With the freedom to call an election at a time of her choosing, Truss could optimise her tax cuts and election campaign to maximum short-term partisan advantage, delivering her safely into No 10 with five years to sort out the mess.

Governing parties can also, counterintuitively, capitalise on chaos. There’s an old political axiom that fear makes people turn to the political right. While obviously not holding universally true, it is the case that Conservative governments have won elections during an economic slump, or shortly after, and especially in an air of crisis.

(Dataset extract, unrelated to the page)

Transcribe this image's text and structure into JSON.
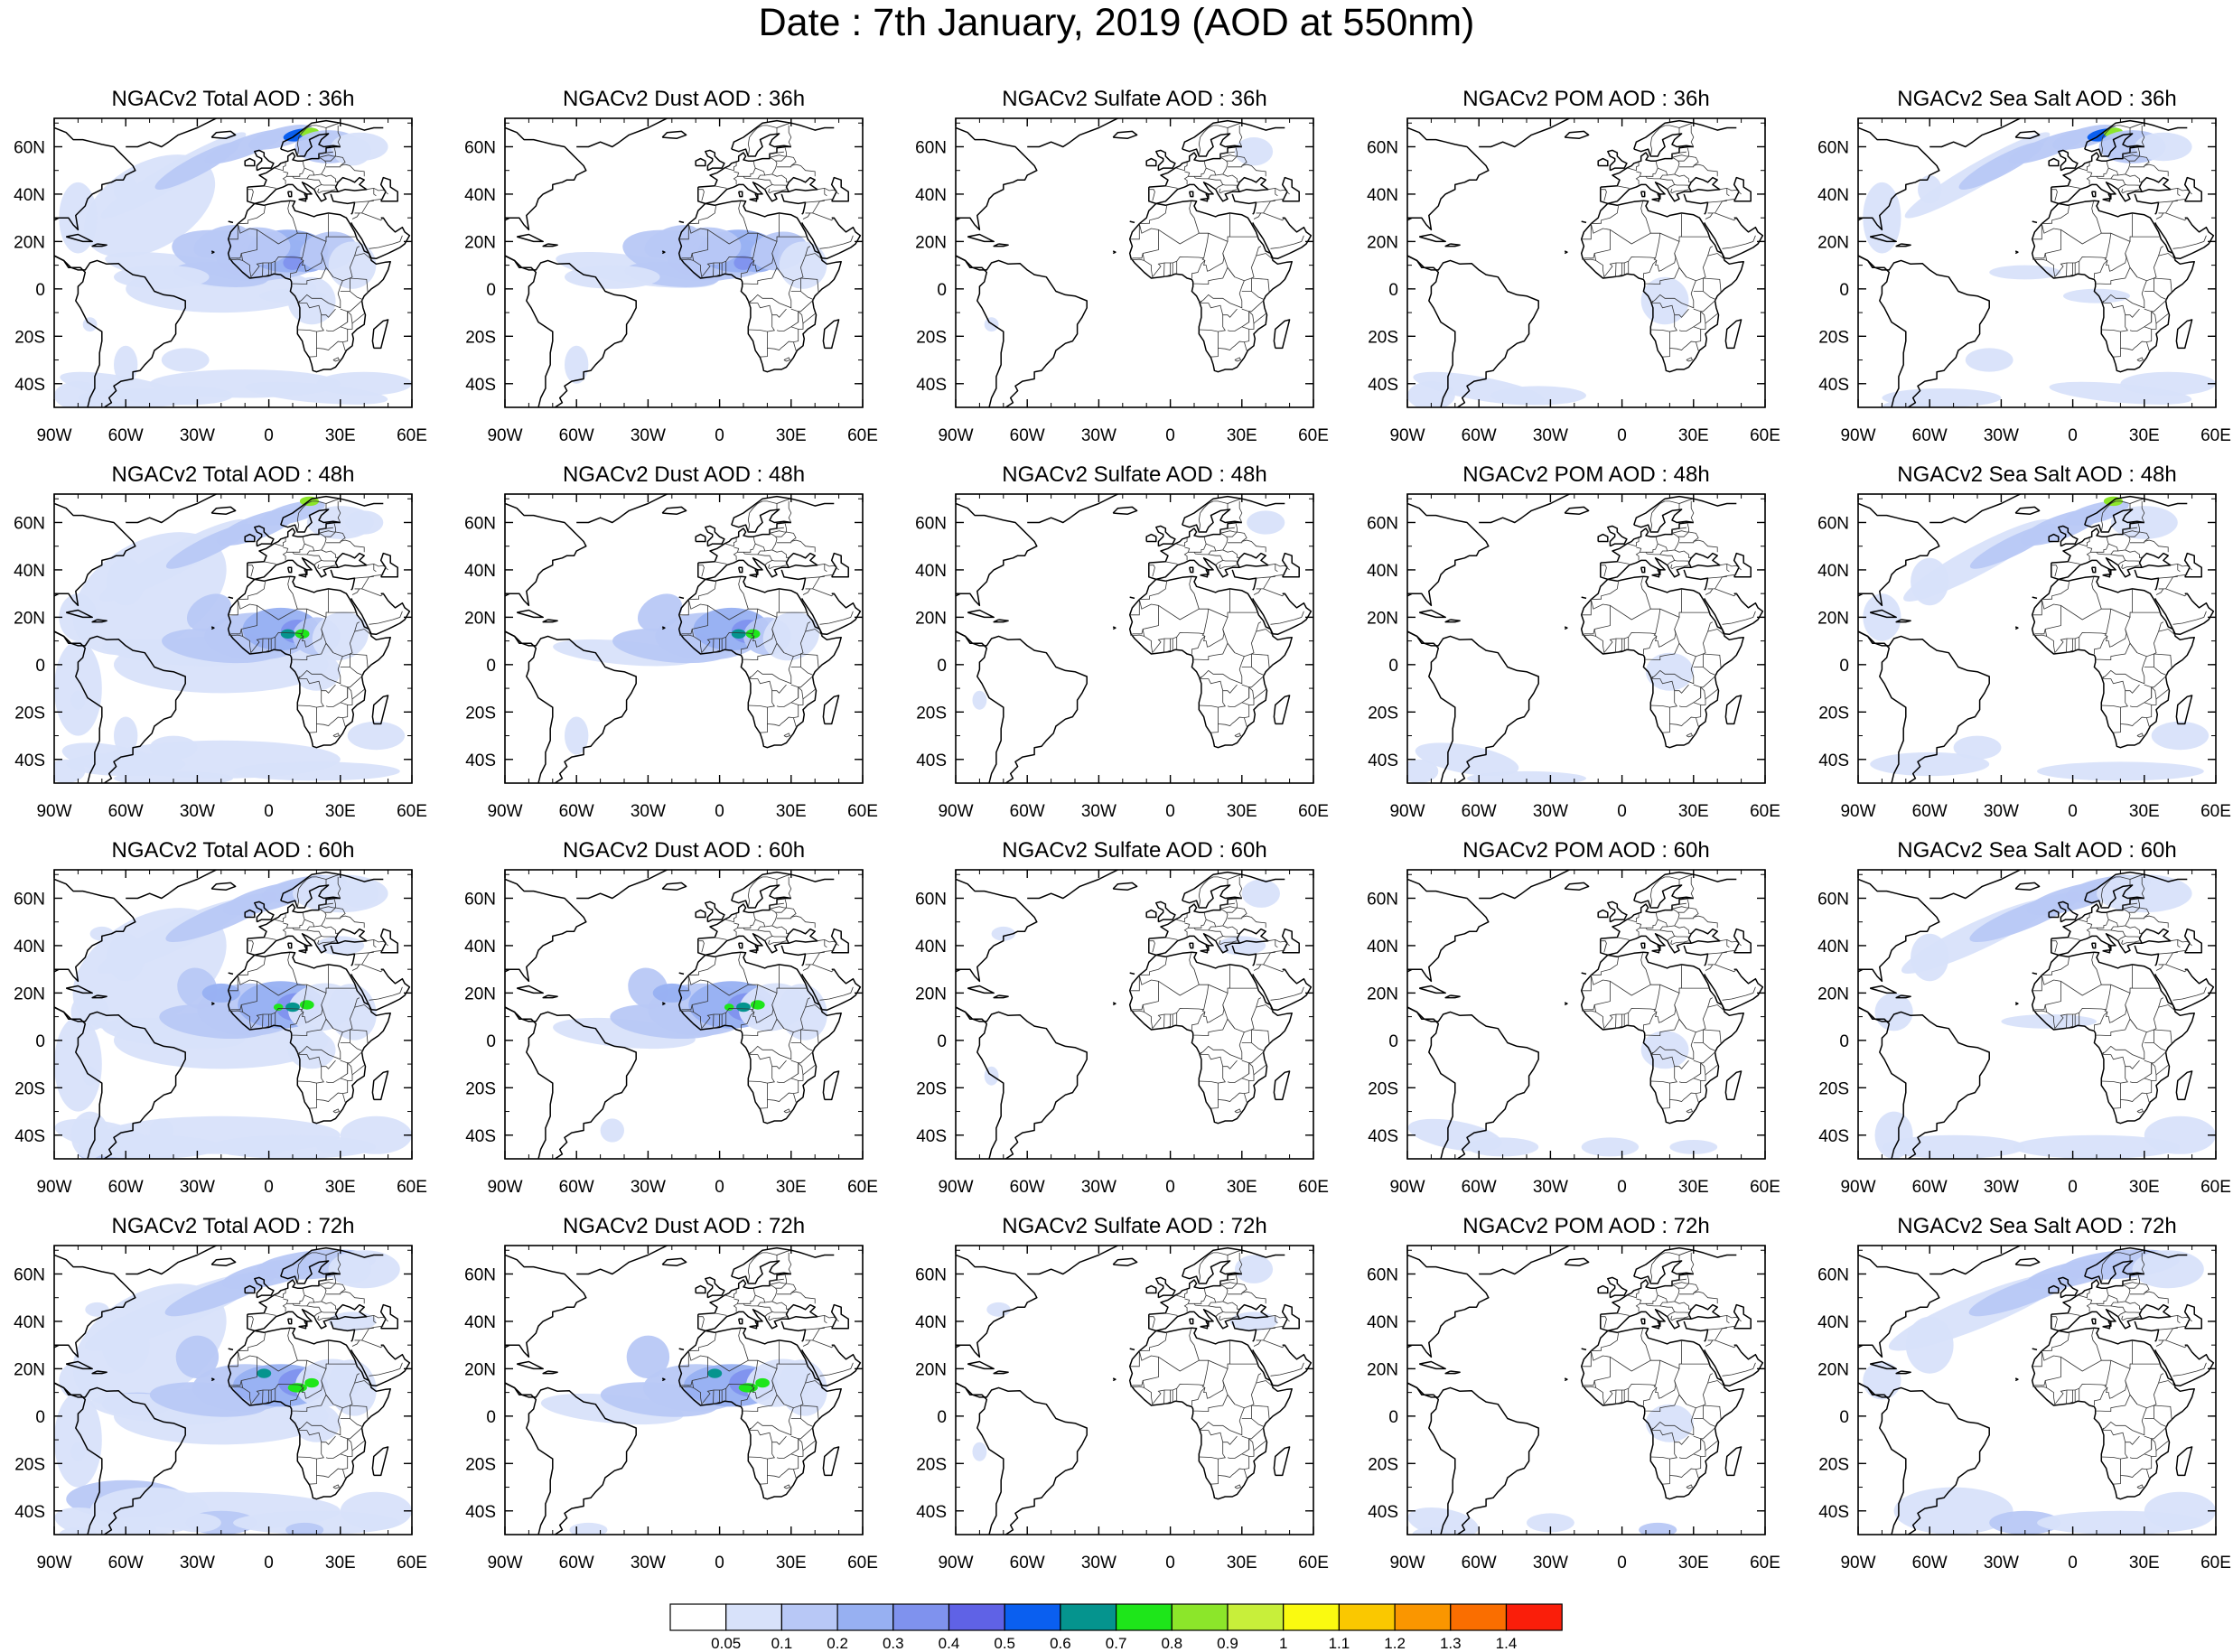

A weak Labour Party and divided opposition has often been a deciding factor, failing to convince people to take the risk of changing governments during times of trouble. The Tories, after all, ruled Britain for the whole of the 1930s because much of the population couldn’t see any plausible alternative government on the left dealing with the slump and preserving democracy. Much the same goes for the 1980s, when unemployment stayed stubbornly above 3 million even as the economy slowly recovered from recession, and eventually boomed. John Major unexpectedly won in 1992 after the sharp recession of 1990 to 1991 because the voters still couldn’t bring themselves to trust Neil Kinnock and Labour on the economy. Even after five years of harsh austerity, David Cameron managed to turn his minority Coalition with the Lib Dems into a slim majority administration in 2015. Luckily, for him, the voters chose to punish the Lib Dems and Nick Clegg for their hardships; and ignored the granite-hard promises of prudence engraved on Ed Miliband’s “Ed stone”.

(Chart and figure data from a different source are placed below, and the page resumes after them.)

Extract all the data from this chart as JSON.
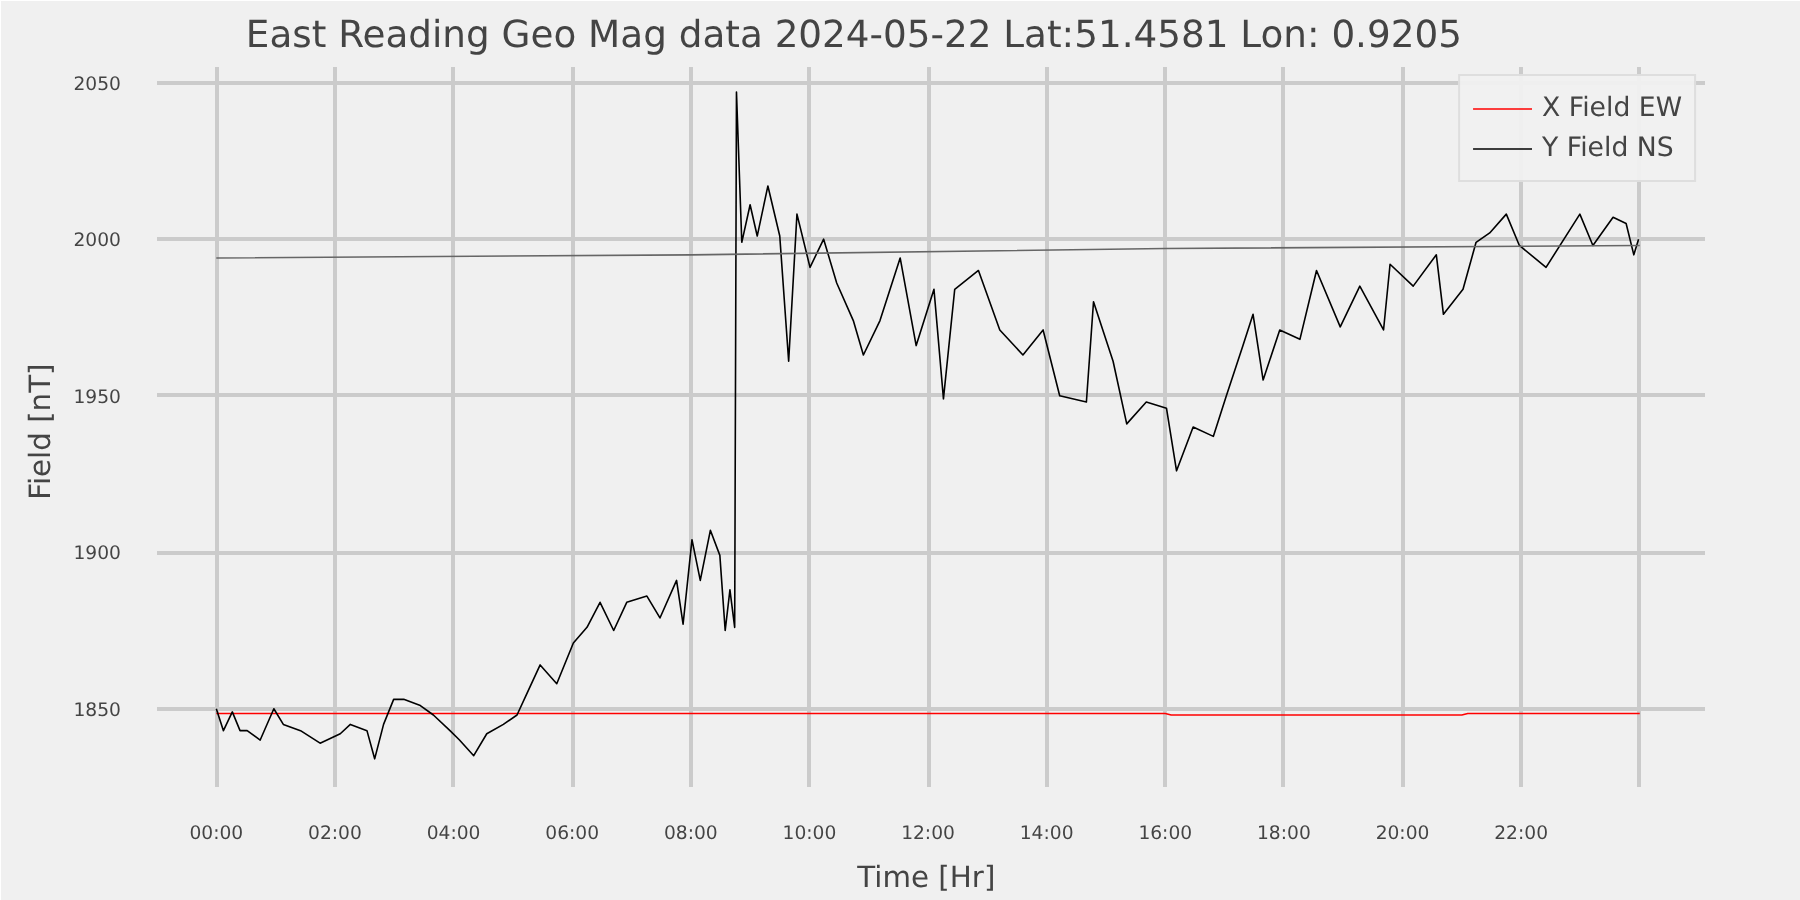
{
  "chart_data": {
    "type": "line",
    "title": "East Reading Geo Mag data        2024-05-22      Lat:51.4581  Lon: 0.9205",
    "xlabel": "Time  [Hr]",
    "ylabel": "Field  [nT]",
    "xlim": [
      -1.0,
      25.1
    ],
    "ylim": [
      1825,
      2055
    ],
    "xticks": [
      {
        "value": 0,
        "label": "00:00"
      },
      {
        "value": 2,
        "label": "02:00"
      },
      {
        "value": 4,
        "label": "04:00"
      },
      {
        "value": 6,
        "label": "06:00"
      },
      {
        "value": 8,
        "label": "08:00"
      },
      {
        "value": 10,
        "label": "10:00"
      },
      {
        "value": 12,
        "label": "12:00"
      },
      {
        "value": 14,
        "label": "14:00"
      },
      {
        "value": 16,
        "label": "16:00"
      },
      {
        "value": 18,
        "label": "18:00"
      },
      {
        "value": 20,
        "label": "20:00"
      },
      {
        "value": 22,
        "label": "22:00"
      },
      {
        "value": 24,
        "label": null
      }
    ],
    "yticks": [
      1850,
      1900,
      1950,
      2000,
      2050
    ],
    "grid": true,
    "legend": "top right",
    "line_style": "solid",
    "marker": "none",
    "series": [
      {
        "name": "X Field EW",
        "color": "#ff0000",
        "x": [
          0,
          16,
          16.1,
          21,
          21.1,
          24
        ],
        "values": [
          1848.5,
          1848.5,
          1848,
          1848,
          1848.5,
          1848.5
        ]
      },
      {
        "name": "Y Field NS",
        "color": "#000000",
        "x": [
          0.0,
          0.12,
          0.27,
          0.4,
          0.52,
          0.74,
          0.97,
          1.13,
          1.42,
          1.75,
          2.09,
          2.26,
          2.54,
          2.67,
          2.82,
          2.99,
          3.16,
          3.44,
          3.66,
          3.94,
          4.1,
          4.34,
          4.56,
          4.84,
          5.07,
          5.24,
          5.46,
          5.74,
          6.02,
          6.25,
          6.47,
          6.7,
          6.92,
          7.26,
          7.48,
          7.76,
          7.87,
          8.02,
          8.16,
          8.33,
          8.49,
          8.58,
          8.66,
          8.74,
          8.77,
          8.86,
          9.0,
          9.12,
          9.3,
          9.5,
          9.65,
          9.79,
          10.01,
          10.24,
          10.46,
          10.74,
          10.91,
          11.19,
          11.53,
          11.8,
          12.1,
          12.26,
          12.45,
          12.85,
          13.21,
          13.6,
          13.94,
          14.22,
          14.67,
          14.79,
          15.12,
          15.35,
          15.68,
          16.02,
          16.19,
          16.47,
          16.81,
          17.03,
          17.31,
          17.48,
          17.65,
          17.93,
          18.27,
          18.55,
          18.95,
          19.28,
          19.68,
          19.79,
          20.18,
          20.57,
          20.69,
          21.02,
          21.24,
          21.47,
          21.75,
          21.97,
          22.42,
          22.99,
          23.21,
          23.55,
          23.77,
          23.9,
          23.98
        ],
        "values": [
          1850,
          1843,
          1849,
          1843,
          1843,
          1840,
          1850,
          1845,
          1843,
          1839,
          1842,
          1845,
          1843,
          1834,
          1845,
          1853,
          1853,
          1851,
          1848,
          1843,
          1840,
          1835,
          1842,
          1845,
          1848,
          1855,
          1864,
          1858,
          1871,
          1876,
          1884,
          1875,
          1884,
          1886,
          1879,
          1891,
          1877,
          1904,
          1891,
          1907,
          1899,
          1875,
          1888,
          1876,
          2047,
          1999,
          2011,
          2001,
          2017,
          2001,
          1961,
          2008,
          1991,
          2000,
          1986,
          1974,
          1963,
          1974,
          1994,
          1966,
          1984,
          1949,
          1984,
          1990,
          1971,
          1963,
          1971,
          1950,
          1948,
          1980,
          1961,
          1941,
          1948,
          1946,
          1926,
          1940,
          1937,
          1950,
          1966,
          1976,
          1955,
          1971,
          1968,
          1990,
          1972,
          1985,
          1971,
          1992,
          1985,
          1995,
          1976,
          1984,
          1999,
          2002,
          2008,
          1998,
          1991,
          2008,
          1998,
          2007,
          2005,
          1995,
          2000
        ]
      },
      {
        "color": "#666666",
        "x": [
          0,
          8,
          16,
          24
        ],
        "values": [
          1994,
          1995,
          1997,
          1998
        ]
      }
    ]
  }
}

So Truss could happily go into the next election with an economic farce going on so long, if the electorate believes that the good times are on their way, and especially if the voters can be convinced that, however bad things might be, Keir Starmer and Rachel Reeves could still manage to make things even worse.

Britain hasn’t witnessed a proper slump disguised by a cynical pre-election boom for some decades. Everything points to Truss just going for it: stranger things have happened.